I hadn’t realized that NATO’s executive decisions are made in Chicago. It’s difficult to keep up, particularly if you think international law means something. I think international law means everything, so I can’t keep up. The good news is that we’re getting somewhere; slowly, painfully, but definitely.

And now: the bad news. The bad news is hilarious, particularly if you have a sick sense of humour. The bad news is that 20,000 new American troops are to be sent to Afghanistan, which is 20,000 troops America doesn’t have, paid for with money America also doesn’t have, the money to be provided by China. I guess Obama works it out on the basketball court. There’s no way 20,000 Americans are going to make any difference to the fate of Afghanistan, given at a minimum that the current Chief White Halfoat, Dan McKiernan, said that 400,000 troops would be required to “pacify” Afghanistan, meaning occupation. We’re back to Eric Shinseki’s estimate of the troops required to occupy Iraq. So even with 20,000 additional troops – surge, escalation, call it what you will – we’re only up to some 200,000 troops, half of what is required, even if “it” was legal.

As I understand Tom Lehrer to have said, political satire died the day Henry Kissinger got the Nobel Peace Prize.

Neverthe-dogboned-less, Walt Kelly is an authentic American hero and facts must be faced. Even if Afghanistan was peaceful, prosperous, and democratic – somebody paint me a picture of what that would look like – there would still be this problem of the “border with Pakistan”, the Durand Line, which cuts through the middle of the Pashtun “tribal belt”, the Pashtuns not being a people who take kindly to strangers. This brings us to the problem of Pakistan, a nation that might not be one, a nation in which revered leaders live in Oxbridge and Boston while the majority of the population exists in dirt-poor subsistence.

And then there’s the problem of Saudi Arabia, an oil-producing nation that shares our “values” – which as Bird and Fortune pointed out, are an enthusiasm for oil revenues and an abhorrence of corruption inquiries – a “nation” that supports a Royal Family of overwhelming excess and a clergy of savage repression – a problem not unlike Alberta: a one-party state where all decisions are made behind closed doors and everyone is better off.

So let’s get back to International Humanitarian Law, the point at which we allegedly came in: how does that fit in with the “announcement” of 20,000 or 30,000 additional troops for Afghanistan? Apparently, General Dan McKiernan “requested” them, but whether as commander of ISAF, or Operation Enduring Freedom is not made clear. Also, the role of the alleged Afghan government, widely reviled as corrupt, is also not made clear, but since it provides the legal cover for NATO involvement in Afghanistan, the political involvement of SHAPE in Brussels is crucial, particularly if one is looking at the whole thing from the perspective of a war crimes trial, which is precisely what I am doing, and specifically as it relates to Canada’s role in this tragedy. So did the Islamic Republic of Afghanistan request additional NATO or American troops to deal with the “insurgency”? Is the increase covered under United Nations Security Council Resolution 1386? Is the United Nations in legal command of troops in Afghanistan? Is NATO?

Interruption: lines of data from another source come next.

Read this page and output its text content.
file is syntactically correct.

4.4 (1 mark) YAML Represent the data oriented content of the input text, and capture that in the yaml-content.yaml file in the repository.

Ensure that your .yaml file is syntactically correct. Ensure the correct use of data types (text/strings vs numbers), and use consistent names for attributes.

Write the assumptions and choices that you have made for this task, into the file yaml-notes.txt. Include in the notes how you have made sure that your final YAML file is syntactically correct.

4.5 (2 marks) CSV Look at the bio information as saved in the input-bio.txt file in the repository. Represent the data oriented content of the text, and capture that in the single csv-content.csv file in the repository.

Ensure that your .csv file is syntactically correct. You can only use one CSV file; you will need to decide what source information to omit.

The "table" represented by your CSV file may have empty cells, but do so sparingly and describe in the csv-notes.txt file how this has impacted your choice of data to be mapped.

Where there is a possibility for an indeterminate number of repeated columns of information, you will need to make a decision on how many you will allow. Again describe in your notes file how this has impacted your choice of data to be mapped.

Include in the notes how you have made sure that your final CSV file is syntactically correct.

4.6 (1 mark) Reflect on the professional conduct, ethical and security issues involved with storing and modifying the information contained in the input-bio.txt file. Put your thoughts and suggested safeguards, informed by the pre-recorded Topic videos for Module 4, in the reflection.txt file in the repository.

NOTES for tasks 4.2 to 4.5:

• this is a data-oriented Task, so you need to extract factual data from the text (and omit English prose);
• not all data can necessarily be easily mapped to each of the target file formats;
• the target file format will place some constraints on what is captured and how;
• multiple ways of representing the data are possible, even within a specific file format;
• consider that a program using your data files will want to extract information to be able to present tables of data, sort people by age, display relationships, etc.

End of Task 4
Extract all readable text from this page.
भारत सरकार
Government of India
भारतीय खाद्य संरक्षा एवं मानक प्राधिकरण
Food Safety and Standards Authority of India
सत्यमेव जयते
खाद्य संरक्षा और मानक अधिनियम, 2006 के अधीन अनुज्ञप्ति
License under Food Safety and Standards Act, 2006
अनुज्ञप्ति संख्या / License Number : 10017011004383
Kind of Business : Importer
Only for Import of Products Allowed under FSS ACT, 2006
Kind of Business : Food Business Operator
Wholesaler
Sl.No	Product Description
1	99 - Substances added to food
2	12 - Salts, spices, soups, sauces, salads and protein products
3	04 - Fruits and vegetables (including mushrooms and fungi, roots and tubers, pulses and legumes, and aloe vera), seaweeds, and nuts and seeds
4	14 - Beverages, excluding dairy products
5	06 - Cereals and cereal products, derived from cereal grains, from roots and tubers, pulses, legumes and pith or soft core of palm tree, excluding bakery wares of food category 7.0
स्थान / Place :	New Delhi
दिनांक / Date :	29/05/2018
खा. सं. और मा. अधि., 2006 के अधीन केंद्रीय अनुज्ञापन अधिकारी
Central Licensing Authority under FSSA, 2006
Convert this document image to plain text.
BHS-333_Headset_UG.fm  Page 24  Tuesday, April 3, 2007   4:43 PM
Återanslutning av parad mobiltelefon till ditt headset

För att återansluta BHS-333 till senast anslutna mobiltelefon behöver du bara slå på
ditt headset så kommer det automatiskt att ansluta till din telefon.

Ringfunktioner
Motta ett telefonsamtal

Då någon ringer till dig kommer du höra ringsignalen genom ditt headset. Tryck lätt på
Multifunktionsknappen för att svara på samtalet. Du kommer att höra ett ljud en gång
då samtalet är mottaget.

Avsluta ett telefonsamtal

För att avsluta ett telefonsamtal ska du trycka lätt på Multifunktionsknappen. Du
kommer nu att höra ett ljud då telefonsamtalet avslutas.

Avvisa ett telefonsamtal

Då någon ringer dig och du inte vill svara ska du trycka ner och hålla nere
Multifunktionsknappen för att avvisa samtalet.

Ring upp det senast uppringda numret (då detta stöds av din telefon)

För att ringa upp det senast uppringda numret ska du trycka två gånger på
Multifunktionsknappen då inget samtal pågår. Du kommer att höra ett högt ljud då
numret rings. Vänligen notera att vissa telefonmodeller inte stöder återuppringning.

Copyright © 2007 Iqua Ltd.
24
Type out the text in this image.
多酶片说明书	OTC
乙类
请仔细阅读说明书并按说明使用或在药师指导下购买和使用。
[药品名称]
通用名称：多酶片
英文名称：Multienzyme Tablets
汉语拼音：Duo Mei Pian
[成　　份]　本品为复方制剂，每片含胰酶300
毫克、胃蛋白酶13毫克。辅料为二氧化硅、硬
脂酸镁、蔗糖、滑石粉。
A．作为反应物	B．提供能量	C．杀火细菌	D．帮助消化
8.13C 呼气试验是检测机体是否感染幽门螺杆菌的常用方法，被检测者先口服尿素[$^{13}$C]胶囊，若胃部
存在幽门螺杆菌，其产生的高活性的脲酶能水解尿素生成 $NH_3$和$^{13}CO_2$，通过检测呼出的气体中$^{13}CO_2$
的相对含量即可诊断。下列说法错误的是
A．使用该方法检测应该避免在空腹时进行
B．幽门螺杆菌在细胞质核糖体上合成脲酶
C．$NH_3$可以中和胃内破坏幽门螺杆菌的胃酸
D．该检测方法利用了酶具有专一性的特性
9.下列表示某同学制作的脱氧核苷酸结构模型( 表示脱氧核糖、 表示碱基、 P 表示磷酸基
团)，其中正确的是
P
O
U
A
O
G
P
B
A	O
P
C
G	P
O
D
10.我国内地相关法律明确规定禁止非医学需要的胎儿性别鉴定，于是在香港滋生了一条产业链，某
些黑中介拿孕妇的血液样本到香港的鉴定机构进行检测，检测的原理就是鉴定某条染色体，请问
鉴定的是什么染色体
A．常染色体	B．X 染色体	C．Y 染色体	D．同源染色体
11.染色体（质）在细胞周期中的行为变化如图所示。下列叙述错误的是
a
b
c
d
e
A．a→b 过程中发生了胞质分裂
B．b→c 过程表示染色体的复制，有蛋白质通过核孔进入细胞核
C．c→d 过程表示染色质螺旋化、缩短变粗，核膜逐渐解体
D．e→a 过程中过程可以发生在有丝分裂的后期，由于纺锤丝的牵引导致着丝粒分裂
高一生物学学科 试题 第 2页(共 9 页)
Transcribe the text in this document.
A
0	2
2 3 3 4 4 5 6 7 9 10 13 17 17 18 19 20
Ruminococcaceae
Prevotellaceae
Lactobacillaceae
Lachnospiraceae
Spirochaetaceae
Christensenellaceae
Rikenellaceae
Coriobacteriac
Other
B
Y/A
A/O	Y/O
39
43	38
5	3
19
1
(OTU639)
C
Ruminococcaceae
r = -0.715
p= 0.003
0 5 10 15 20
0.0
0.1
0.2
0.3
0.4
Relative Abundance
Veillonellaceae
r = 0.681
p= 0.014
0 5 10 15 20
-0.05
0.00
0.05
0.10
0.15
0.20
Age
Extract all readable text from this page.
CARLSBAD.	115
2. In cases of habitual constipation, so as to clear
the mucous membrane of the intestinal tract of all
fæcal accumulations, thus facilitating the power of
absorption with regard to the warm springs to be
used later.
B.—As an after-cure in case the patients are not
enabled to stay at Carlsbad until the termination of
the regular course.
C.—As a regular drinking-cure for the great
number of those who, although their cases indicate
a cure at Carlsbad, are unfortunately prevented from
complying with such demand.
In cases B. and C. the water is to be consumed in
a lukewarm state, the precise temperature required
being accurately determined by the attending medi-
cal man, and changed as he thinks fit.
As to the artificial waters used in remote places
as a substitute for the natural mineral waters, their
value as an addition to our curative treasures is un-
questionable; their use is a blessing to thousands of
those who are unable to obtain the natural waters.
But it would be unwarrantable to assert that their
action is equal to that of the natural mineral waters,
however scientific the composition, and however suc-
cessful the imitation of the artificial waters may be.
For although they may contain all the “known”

So, Canadian troops are on the ground in Kandahar until 2011. Who is the legal commander of these troops? According to the Globe and Mail, command goes to the nation that has the most troops. Is this a sandbox? Who is making up these rules? What are the rules? What makes most sense is George Orwell, who said that there’s only one rule in power politics, which is that there are no rules. What’s going on in Afghanistan is a joke, a very bad joke, and Canada should bang heads together in Brussels or get out. NATO is an American invention, and Canada can withdraw on twelve months’ notice. The alternative is to continue to be a Canadian branch plant of the American military-industrial complex, a corporatocracy careening along a path of unchecked devastation, an engineering colossus that has taken over British nuclear weapons production from the inside, a Rube Goldberg enormity that turns common sense into “human terrain mapping” and leaves death and destruction in its wake.

All of this fabulous American and Chinese industry and imagination would be better employed putting people on Mars; Dick Cheney, for example. Or the entire House of Saud. There’s water on Mars, so maybe there’s oil, too. I’m not sure whether the International Criminal Court has jurisdiction on Mars, but maybe it won’t matter.